When the news [of the abolition of the Caliphate] reached Delhi – where […] the Caliphate had been revered for seven hundred years [since the formation of the Delhi Sultanate] with a naïveté seldom corrected by first-hand acquaintance – the shock declared itself in a dramatic incident at a Red Crescent tea-party which offers a burlesque counterpart to the tragic scene in Saint Jerome’s cell at Bethlehem when the Christian scholar received the news of the fall of Rome.

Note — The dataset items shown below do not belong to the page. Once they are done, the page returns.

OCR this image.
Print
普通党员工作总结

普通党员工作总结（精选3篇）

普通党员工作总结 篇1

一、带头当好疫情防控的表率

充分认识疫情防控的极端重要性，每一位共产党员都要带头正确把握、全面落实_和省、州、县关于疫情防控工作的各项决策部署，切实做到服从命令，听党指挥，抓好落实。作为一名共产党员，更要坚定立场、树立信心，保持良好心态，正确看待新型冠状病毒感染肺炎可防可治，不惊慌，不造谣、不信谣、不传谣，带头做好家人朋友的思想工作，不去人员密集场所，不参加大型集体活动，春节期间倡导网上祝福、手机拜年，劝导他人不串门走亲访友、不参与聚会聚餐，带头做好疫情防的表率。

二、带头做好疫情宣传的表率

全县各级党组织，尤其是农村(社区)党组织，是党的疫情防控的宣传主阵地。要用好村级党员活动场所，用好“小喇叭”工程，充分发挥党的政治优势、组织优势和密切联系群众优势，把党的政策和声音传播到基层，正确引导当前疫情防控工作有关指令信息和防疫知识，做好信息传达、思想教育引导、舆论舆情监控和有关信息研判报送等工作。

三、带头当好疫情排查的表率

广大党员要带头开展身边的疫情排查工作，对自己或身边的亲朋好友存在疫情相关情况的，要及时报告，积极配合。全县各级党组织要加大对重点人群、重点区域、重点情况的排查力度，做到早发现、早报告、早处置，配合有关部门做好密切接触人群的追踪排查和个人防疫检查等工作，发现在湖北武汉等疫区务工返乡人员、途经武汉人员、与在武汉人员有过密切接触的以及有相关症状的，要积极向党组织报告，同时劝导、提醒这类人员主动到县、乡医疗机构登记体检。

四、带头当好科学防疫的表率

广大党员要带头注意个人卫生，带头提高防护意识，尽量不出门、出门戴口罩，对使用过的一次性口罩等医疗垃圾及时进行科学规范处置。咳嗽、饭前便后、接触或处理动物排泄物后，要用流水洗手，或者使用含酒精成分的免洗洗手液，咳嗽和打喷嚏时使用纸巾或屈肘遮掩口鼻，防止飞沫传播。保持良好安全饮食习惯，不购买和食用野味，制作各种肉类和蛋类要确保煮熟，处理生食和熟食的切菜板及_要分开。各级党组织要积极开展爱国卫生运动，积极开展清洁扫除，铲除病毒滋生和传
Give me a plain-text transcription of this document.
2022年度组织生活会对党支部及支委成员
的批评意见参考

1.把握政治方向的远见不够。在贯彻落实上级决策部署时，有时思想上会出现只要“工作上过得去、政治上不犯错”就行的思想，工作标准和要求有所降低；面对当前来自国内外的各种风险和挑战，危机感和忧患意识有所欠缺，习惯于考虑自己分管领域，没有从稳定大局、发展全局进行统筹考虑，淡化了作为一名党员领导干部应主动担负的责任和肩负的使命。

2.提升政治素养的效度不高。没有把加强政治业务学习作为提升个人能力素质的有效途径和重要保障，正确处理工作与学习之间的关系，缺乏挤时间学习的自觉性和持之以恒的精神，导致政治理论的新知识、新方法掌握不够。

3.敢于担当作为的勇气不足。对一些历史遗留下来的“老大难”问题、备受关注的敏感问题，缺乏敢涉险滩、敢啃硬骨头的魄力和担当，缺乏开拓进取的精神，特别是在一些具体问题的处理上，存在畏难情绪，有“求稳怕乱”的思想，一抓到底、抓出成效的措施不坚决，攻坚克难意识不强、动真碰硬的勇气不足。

“A mission from the Turkish Red Crescent Society, which was collecting funds in India at the moment when the news of the abolition of the Ottoman Caliphate arrived, found it advisable to cut short its activities and return home. (The Times, 5th March, 1924; Oriente Moderno, IV, 3, p. 181). The news was actually received during a tea-party at Delhi, where the members of the Turkish mission were being entertained by their Indian co-religionists. Upon the recital of the telegram containing the text of the Turkish Law of the 3rd March, [1924,] [his bracket] all but two of the Indians present immediately left the room.”
A footnote gives the source of this as the previously cited
Toynbee, A. J.: Survey of International Affairs, 1925, vol. i (Oxford 1927, University Press), “The Islamic World since the Peace Settlement” […].
Jerome died near Bethlehem in 420. What is the source for the scene in his cell?
The shock felt by those hearing of the destruction of the Abbasid Caliphate in Baghdad in 1258 is also compared with the shock of hearing of the fall of Rome in 410.
The Indian telegram service will close on July 15.